Qwen 2.5 32B training (Lora) and hardware constraints #2705

TheDarkTrumpet · 2025-05-22T12:20:39Z

TheDarkTrumpet
May 22, 2025

Good morning,

There a few questions that I hope others can help with. To explain what I'm doing.

I'm using a Qwen 2.5 model, 32B and am training a LoRA off it, which then I want to merge with the base model, then convert and quantize to GGUF. The full process works "sometimes", and I've had good results, but the inconsistent nature of this all bothers me a bit.

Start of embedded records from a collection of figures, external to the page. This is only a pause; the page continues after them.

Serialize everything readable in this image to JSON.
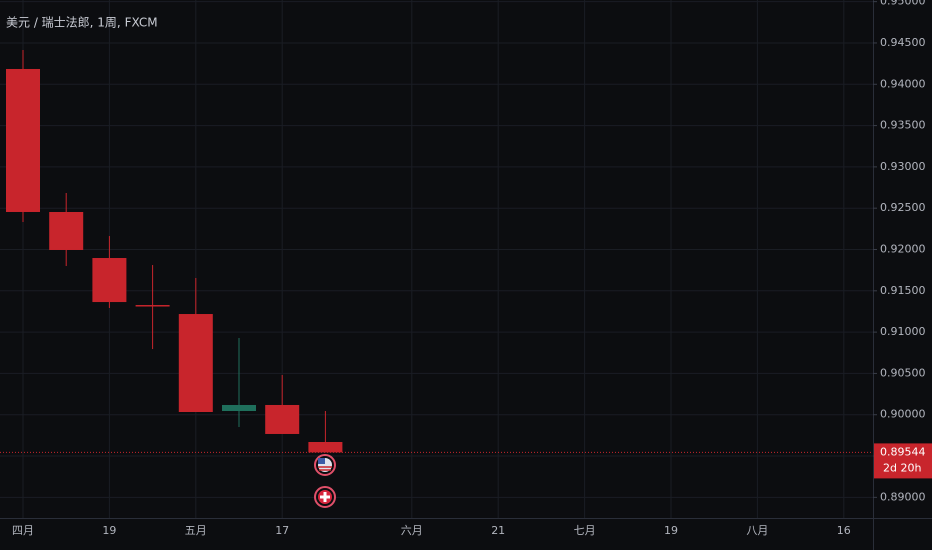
{
  "chart_data": {
    "type": "candlestick",
    "title": "美元 / 瑞士法郎, 1周, FXCM",
    "categories": [
      "四月",
      null,
      "19",
      null,
      "五月",
      null,
      "17",
      null,
      null,
      "六月",
      null,
      "21",
      null,
      "七月",
      null,
      "19",
      null,
      "八月",
      null,
      "16"
    ],
    "open": [
      0.94185,
      0.92454,
      0.91897,
      0.91328,
      0.91219,
      0.90045,
      0.90118,
      0.8967,
      null,
      null,
      null,
      null,
      null,
      null,
      null,
      null,
      null,
      null,
      null,
      null
    ],
    "high": [
      0.94415,
      0.92684,
      0.92163,
      0.91812,
      0.91655,
      0.90929,
      0.90481,
      0.90045,
      null,
      null,
      null,
      null,
      null,
      null,
      null,
      null,
      null,
      null,
      null,
      null
    ],
    "low": [
      0.92333,
      0.918,
      0.91292,
      0.90795,
      0.90033,
      0.89851,
      0.89767,
      0.89544,
      null,
      null,
      null,
      null,
      null,
      null,
      null,
      null,
      null,
      null,
      null,
      null
    ],
    "close": [
      0.92454,
      0.91994,
      0.91364,
      0.91316,
      0.90033,
      0.90118,
      0.89767,
      0.89544,
      null,
      null,
      null,
      null,
      null,
      null,
      null,
      null,
      null,
      null,
      null,
      null
    ],
    "up_color": "#1f6f5c",
    "down_color": "#c8252c",
    "last_price": 0.89544,
    "countdown": "2d 20h",
    "ylim": [
      0.8875,
      0.9502
    ],
    "yticks": [
      {
        "value": 0.89,
        "label": "0.89000"
      },
      {
        "value": 0.895,
        "label": "0.89500"
      },
      {
        "value": 0.9,
        "label": "0.90000"
      },
      {
        "value": 0.905,
        "label": "0.90500"
      },
      {
        "value": 0.91,
        "label": "0.91000"
      },
      {
        "value": 0.915,
        "label": "0.91500"
      },
      {
        "value": 0.92,
        "label": "0.92000"
      },
      {
        "value": 0.925,
        "label": "0.92500"
      },
      {
        "value": 0.93,
        "label": "0.93000"
      },
      {
        "value": 0.935,
        "label": "0.93500"
      },
      {
        "value": 0.94,
        "label": "0.94000"
      },
      {
        "value": 0.945,
        "label": "0.94500"
      },
      {
        "value": 0.95,
        "label": "0.95000"
      }
    ],
    "grid": true
  }
}
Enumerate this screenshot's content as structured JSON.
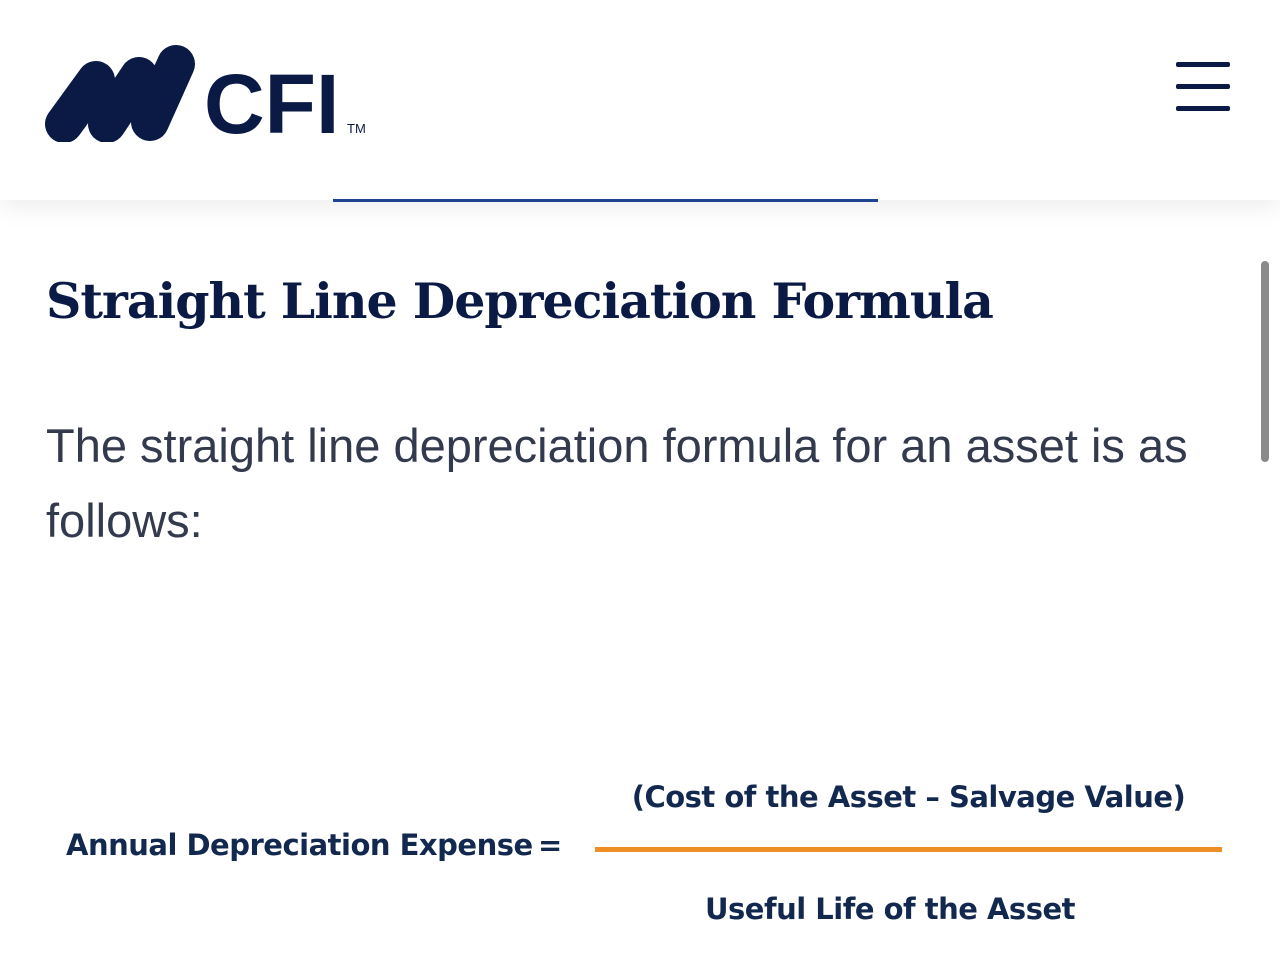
{
  "header": {
    "logo_text": "CFI",
    "logo_tm": "TM",
    "menu_icon": "hamburger-menu-icon",
    "reading_progress_color": "#1d4391"
  },
  "article": {
    "title": "Straight Line Depreciation Formula",
    "intro": "The straight line depreciation formula for an asset is as follows:"
  },
  "formula": {
    "lhs": "Annual Depreciation Expense",
    "equals": "=",
    "numerator": "(Cost of the Asset – Salvage Value)",
    "denominator": "Useful Life of the Asset",
    "fraction_bar_color": "#ed8f24"
  }
}
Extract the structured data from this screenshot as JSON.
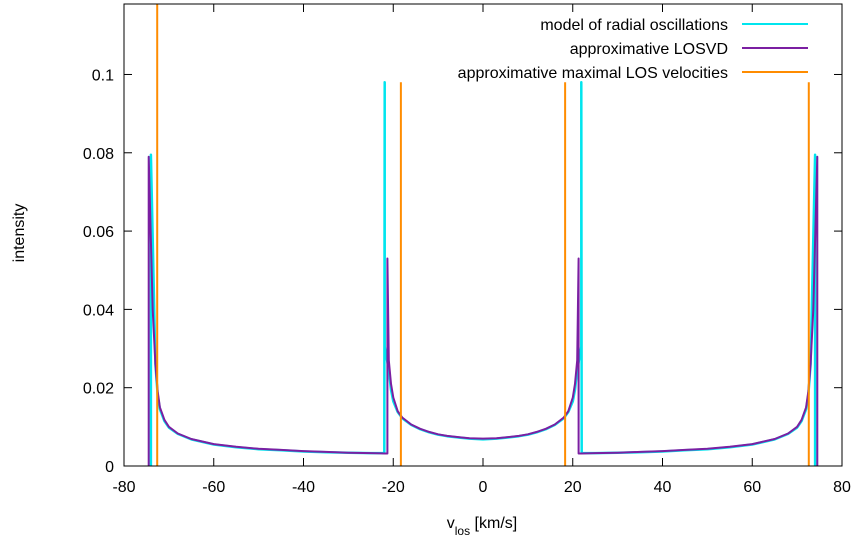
{
  "chart_data": {
    "type": "line",
    "title": "",
    "xlabel_main": "v",
    "xlabel_sub": "los",
    "xlabel_unit": " [km/s]",
    "ylabel": "intensity",
    "xlim": [
      -80,
      80
    ],
    "ylim": [
      0,
      0.118
    ],
    "xticks": [
      -80,
      -60,
      -40,
      -20,
      0,
      20,
      40,
      60,
      80
    ],
    "xtick_labels": [
      "-80",
      "-60",
      "-40",
      "-20",
      "0",
      "20",
      "40",
      "60",
      "80"
    ],
    "yticks": [
      0,
      0.02,
      0.04,
      0.06,
      0.08,
      0.1
    ],
    "ytick_labels": [
      "0",
      "0.02",
      "0.04",
      "0.06",
      "0.08",
      "0.1"
    ],
    "legend_position": "top-right",
    "series": [
      {
        "name": "model of radial oscillations",
        "color": "#00e5ee",
        "x": [
          -74.0,
          -74.0,
          -73.0,
          -72.5,
          -72.0,
          -71.0,
          -70.0,
          -68.0,
          -65.0,
          -60.0,
          -55.0,
          -50.0,
          -45.0,
          -40.0,
          -35.0,
          -30.0,
          -25.0,
          -22.0,
          -21.9,
          -21.9,
          -21.0,
          -20.5,
          -20.0,
          -19.0,
          -18.0,
          -16.0,
          -14.0,
          -12.0,
          -10.0,
          -8.0,
          -5.0,
          -3.0,
          0.0,
          3.0,
          5.0,
          8.0,
          10.0,
          12.0,
          14.0,
          16.0,
          18.0,
          19.0,
          20.0,
          20.5,
          21.0,
          21.9,
          21.9,
          22.0,
          25.0,
          30.0,
          35.0,
          40.0,
          45.0,
          50.0,
          55.0,
          60.0,
          65.0,
          68.0,
          70.0,
          71.0,
          72.0,
          72.5,
          73.0,
          74.0,
          74.0
        ],
        "y": [
          0,
          0.0795,
          0.026,
          0.018,
          0.0145,
          0.0115,
          0.0098,
          0.0082,
          0.0068,
          0.0055,
          0.0048,
          0.0043,
          0.004,
          0.0037,
          0.0035,
          0.0034,
          0.0033,
          0.0033,
          0.098,
          0.0305,
          0.0245,
          0.0195,
          0.0165,
          0.0138,
          0.0122,
          0.0105,
          0.0094,
          0.0086,
          0.008,
          0.0076,
          0.0072,
          0.007,
          0.0068,
          0.007,
          0.0072,
          0.0076,
          0.008,
          0.0086,
          0.0094,
          0.0105,
          0.0122,
          0.0138,
          0.0165,
          0.0195,
          0.0245,
          0.0305,
          0.098,
          0.0033,
          0.0033,
          0.0034,
          0.0035,
          0.0037,
          0.004,
          0.0043,
          0.0048,
          0.0055,
          0.0068,
          0.0082,
          0.0098,
          0.0115,
          0.0145,
          0.018,
          0.026,
          0.0795,
          0
        ]
      },
      {
        "name": "approximative LOSVD",
        "color": "#7b1fa2",
        "x": [
          -74.5,
          -74.5,
          -73.6,
          -73.0,
          -72.5,
          -72.0,
          -71.0,
          -70.0,
          -68.0,
          -65.0,
          -60.0,
          -55.0,
          -50.0,
          -45.0,
          -40.0,
          -35.0,
          -30.0,
          -25.0,
          -22.0,
          -21.3,
          -21.3,
          -21.0,
          -20.5,
          -20.0,
          -19.0,
          -18.0,
          -16.0,
          -14.0,
          -12.0,
          -10.0,
          -8.0,
          -5.0,
          -3.0,
          0.0,
          3.0,
          5.0,
          8.0,
          10.0,
          12.0,
          14.0,
          16.0,
          18.0,
          19.0,
          20.0,
          20.5,
          21.0,
          21.3,
          21.3,
          22.0,
          25.0,
          30.0,
          35.0,
          40.0,
          45.0,
          50.0,
          55.0,
          60.0,
          65.0,
          68.0,
          70.0,
          71.0,
          72.0,
          72.5,
          73.0,
          73.6,
          74.5,
          74.5
        ],
        "y": [
          0,
          0.079,
          0.04,
          0.026,
          0.019,
          0.015,
          0.0118,
          0.01,
          0.0083,
          0.0069,
          0.0056,
          0.0049,
          0.0044,
          0.0041,
          0.0038,
          0.0036,
          0.0034,
          0.0033,
          0.0032,
          0.0032,
          0.053,
          0.027,
          0.021,
          0.0175,
          0.014,
          0.0124,
          0.0106,
          0.0095,
          0.0087,
          0.0081,
          0.0077,
          0.0073,
          0.0071,
          0.007,
          0.0071,
          0.0073,
          0.0077,
          0.0081,
          0.0087,
          0.0095,
          0.0106,
          0.0124,
          0.014,
          0.0175,
          0.021,
          0.027,
          0.053,
          0.0032,
          0.0032,
          0.0033,
          0.0034,
          0.0036,
          0.0038,
          0.0041,
          0.0044,
          0.0049,
          0.0056,
          0.0069,
          0.0083,
          0.01,
          0.0118,
          0.015,
          0.019,
          0.026,
          0.04,
          0.079,
          0
        ]
      },
      {
        "name": "approximative maximal LOS velocities",
        "color": "#ff8c00",
        "vlines": [
          {
            "x": -72.6,
            "ymax": 0.118
          },
          {
            "x": -18.3,
            "ymax": 0.098
          },
          {
            "x": 18.3,
            "ymax": 0.098
          },
          {
            "x": 72.6,
            "ymax": 0.098
          }
        ]
      }
    ]
  }
}
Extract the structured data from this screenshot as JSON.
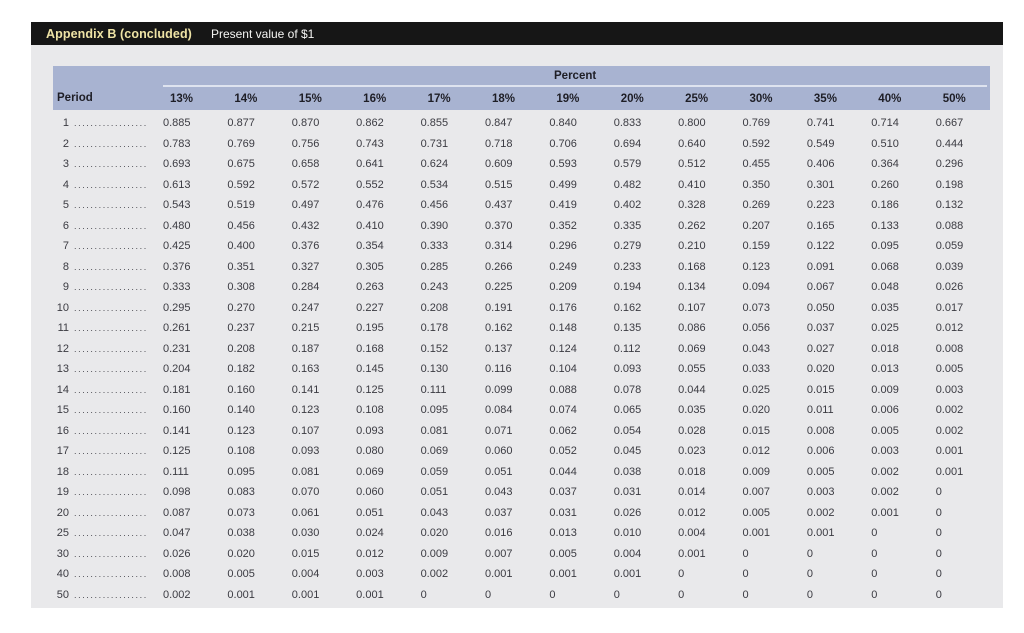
{
  "header": {
    "appendix_label": "Appendix B (concluded)",
    "subtitle": "Present value of $1"
  },
  "colors": {
    "title_bar_bg": "#161616",
    "title_accent": "#eee3a5",
    "title_text": "#f4f4f2",
    "table_header_bg": "#a8b3d1",
    "content_bg": "#e9e9eb",
    "percent_underline": "#dee3ef"
  },
  "table": {
    "group_header": "Percent",
    "period_header": "Period",
    "columns": [
      "13%",
      "14%",
      "15%",
      "16%",
      "17%",
      "18%",
      "19%",
      "20%",
      "25%",
      "30%",
      "35%",
      "40%",
      "50%"
    ],
    "rows": [
      {
        "period": "1",
        "values": [
          "0.885",
          "0.877",
          "0.870",
          "0.862",
          "0.855",
          "0.847",
          "0.840",
          "0.833",
          "0.800",
          "0.769",
          "0.741",
          "0.714",
          "0.667"
        ]
      },
      {
        "period": "2",
        "values": [
          "0.783",
          "0.769",
          "0.756",
          "0.743",
          "0.731",
          "0.718",
          "0.706",
          "0.694",
          "0.640",
          "0.592",
          "0.549",
          "0.510",
          "0.444"
        ]
      },
      {
        "period": "3",
        "values": [
          "0.693",
          "0.675",
          "0.658",
          "0.641",
          "0.624",
          "0.609",
          "0.593",
          "0.579",
          "0.512",
          "0.455",
          "0.406",
          "0.364",
          "0.296"
        ]
      },
      {
        "period": "4",
        "values": [
          "0.613",
          "0.592",
          "0.572",
          "0.552",
          "0.534",
          "0.515",
          "0.499",
          "0.482",
          "0.410",
          "0.350",
          "0.301",
          "0.260",
          "0.198"
        ]
      },
      {
        "period": "5",
        "values": [
          "0.543",
          "0.519",
          "0.497",
          "0.476",
          "0.456",
          "0.437",
          "0.419",
          "0.402",
          "0.328",
          "0.269",
          "0.223",
          "0.186",
          "0.132"
        ]
      },
      {
        "period": "6",
        "values": [
          "0.480",
          "0.456",
          "0.432",
          "0.410",
          "0.390",
          "0.370",
          "0.352",
          "0.335",
          "0.262",
          "0.207",
          "0.165",
          "0.133",
          "0.088"
        ]
      },
      {
        "period": "7",
        "values": [
          "0.425",
          "0.400",
          "0.376",
          "0.354",
          "0.333",
          "0.314",
          "0.296",
          "0.279",
          "0.210",
          "0.159",
          "0.122",
          "0.095",
          "0.059"
        ]
      },
      {
        "period": "8",
        "values": [
          "0.376",
          "0.351",
          "0.327",
          "0.305",
          "0.285",
          "0.266",
          "0.249",
          "0.233",
          "0.168",
          "0.123",
          "0.091",
          "0.068",
          "0.039"
        ]
      },
      {
        "period": "9",
        "values": [
          "0.333",
          "0.308",
          "0.284",
          "0.263",
          "0.243",
          "0.225",
          "0.209",
          "0.194",
          "0.134",
          "0.094",
          "0.067",
          "0.048",
          "0.026"
        ]
      },
      {
        "period": "10",
        "values": [
          "0.295",
          "0.270",
          "0.247",
          "0.227",
          "0.208",
          "0.191",
          "0.176",
          "0.162",
          "0.107",
          "0.073",
          "0.050",
          "0.035",
          "0.017"
        ]
      },
      {
        "period": "11",
        "values": [
          "0.261",
          "0.237",
          "0.215",
          "0.195",
          "0.178",
          "0.162",
          "0.148",
          "0.135",
          "0.086",
          "0.056",
          "0.037",
          "0.025",
          "0.012"
        ]
      },
      {
        "period": "12",
        "values": [
          "0.231",
          "0.208",
          "0.187",
          "0.168",
          "0.152",
          "0.137",
          "0.124",
          "0.112",
          "0.069",
          "0.043",
          "0.027",
          "0.018",
          "0.008"
        ]
      },
      {
        "period": "13",
        "values": [
          "0.204",
          "0.182",
          "0.163",
          "0.145",
          "0.130",
          "0.116",
          "0.104",
          "0.093",
          "0.055",
          "0.033",
          "0.020",
          "0.013",
          "0.005"
        ]
      },
      {
        "period": "14",
        "values": [
          "0.181",
          "0.160",
          "0.141",
          "0.125",
          "0.111",
          "0.099",
          "0.088",
          "0.078",
          "0.044",
          "0.025",
          "0.015",
          "0.009",
          "0.003"
        ]
      },
      {
        "period": "15",
        "values": [
          "0.160",
          "0.140",
          "0.123",
          "0.108",
          "0.095",
          "0.084",
          "0.074",
          "0.065",
          "0.035",
          "0.020",
          "0.011",
          "0.006",
          "0.002"
        ]
      },
      {
        "period": "16",
        "values": [
          "0.141",
          "0.123",
          "0.107",
          "0.093",
          "0.081",
          "0.071",
          "0.062",
          "0.054",
          "0.028",
          "0.015",
          "0.008",
          "0.005",
          "0.002"
        ]
      },
      {
        "period": "17",
        "values": [
          "0.125",
          "0.108",
          "0.093",
          "0.080",
          "0.069",
          "0.060",
          "0.052",
          "0.045",
          "0.023",
          "0.012",
          "0.006",
          "0.003",
          "0.001"
        ]
      },
      {
        "period": "18",
        "values": [
          "0.111",
          "0.095",
          "0.081",
          "0.069",
          "0.059",
          "0.051",
          "0.044",
          "0.038",
          "0.018",
          "0.009",
          "0.005",
          "0.002",
          "0.001"
        ]
      },
      {
        "period": "19",
        "values": [
          "0.098",
          "0.083",
          "0.070",
          "0.060",
          "0.051",
          "0.043",
          "0.037",
          "0.031",
          "0.014",
          "0.007",
          "0.003",
          "0.002",
          "0"
        ]
      },
      {
        "period": "20",
        "values": [
          "0.087",
          "0.073",
          "0.061",
          "0.051",
          "0.043",
          "0.037",
          "0.031",
          "0.026",
          "0.012",
          "0.005",
          "0.002",
          "0.001",
          "0"
        ]
      },
      {
        "period": "25",
        "values": [
          "0.047",
          "0.038",
          "0.030",
          "0.024",
          "0.020",
          "0.016",
          "0.013",
          "0.010",
          "0.004",
          "0.001",
          "0.001",
          "0",
          "0"
        ]
      },
      {
        "period": "30",
        "values": [
          "0.026",
          "0.020",
          "0.015",
          "0.012",
          "0.009",
          "0.007",
          "0.005",
          "0.004",
          "0.001",
          "0",
          "0",
          "0",
          "0"
        ]
      },
      {
        "period": "40",
        "values": [
          "0.008",
          "0.005",
          "0.004",
          "0.003",
          "0.002",
          "0.001",
          "0.001",
          "0.001",
          "0",
          "0",
          "0",
          "0",
          "0"
        ]
      },
      {
        "period": "50",
        "values": [
          "0.002",
          "0.001",
          "0.001",
          "0.001",
          "0",
          "0",
          "0",
          "0",
          "0",
          "0",
          "0",
          "0",
          "0"
        ]
      }
    ]
  }
}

The yaml file I'm using for this is below:

# Originally taken from: https://github.com/axolotl-ai-cloud/axolotl/blob/a27b909c5c1c2c561a8d503024b89afcce15226f/examples/qwen3/32b-qlora.yaml
base_model: Qwen/Qwen2.5-32B

plugins:
  - axolotl.integrations.cut_cross_entropy.CutCrossEntropyPlugin
strict: false

chat_template: qwen_25
datasets:
  - path: ./no_git/17_suggested_changes_with_new.csv
    type: alpaca
val_set_size: 0
eval_sample_packing: true  

output_dir: ./no_git/17_qwenmspe_changes/
dataset_prepared_path: last_run_prepared

sequence_len: 4096
sample_packing: true
pad_to_sequence_len: true

load_in_4bit: true
adapter: qlora
lora_r: 32 # up from 16
lora_alpha: 64 # Up from 32
lora_target_modules:
  - q_proj
  - k_proj
  - v_proj
  - o_proj
  - down_proj
  - up_proj
lora_mlp_kernel: true
lora_qkv_kernel: true
lora_o_kernel: true

wandb_project:
wandb_entity:
wandb_watch:
wandb_name:
wandb_log_model:

gradient_accumulation_steps: 2
micro_batch_size: 1
num_epochs: 10
optimizer: adamw_torch_4bit
lr_scheduler: cosine
learning_rate: 0.0002

bf16: auto
tf32: true

gradient_checkpointing: offload
gradient_checkpointing_kwargs:
  use_reentrant: false
resume_from_checkpoint:
logging_steps: 1
flash_attention: true

warmup_steps: 50 # From 10
evals_per_epoch: 4
saves_per_epoch: 1
weight_decay: 0.01 # up from 0
special_tokens:
use_tensorboard: true

The lines I'm thinking is causing part of my issue is the following:

gradient_checkpointing: offload
gradient_checkpointing_kwargs:
  use_reentrant: false

In the above, to my understanding, it's only loading the weights into memory that are going to be fine tuned, leaving the rest on disk. I've noticed three things that come up with this setup:

Warnings in the training operation (maybe not related to the above):

[2025-05-22 07:04:18,362] [WARNING] [axolotl.monkeypatch.lora_kernels.warning_once:82] [PID:2514185] [RANK:0] Cannot patch some attention QKV projections - requires LoRA adapters with no bias
[2025-05-22 07:04:18,362] [WARNING] [axolotl.monkeypatch.lora_kernels.warning_once:82] [PID:2514185] [RANK:0] Cannot patch some MLP layers - requires LoRA adapters with no bias

The "loss" will stay consistent, and "grad_norm" will remain at 0 throughout training.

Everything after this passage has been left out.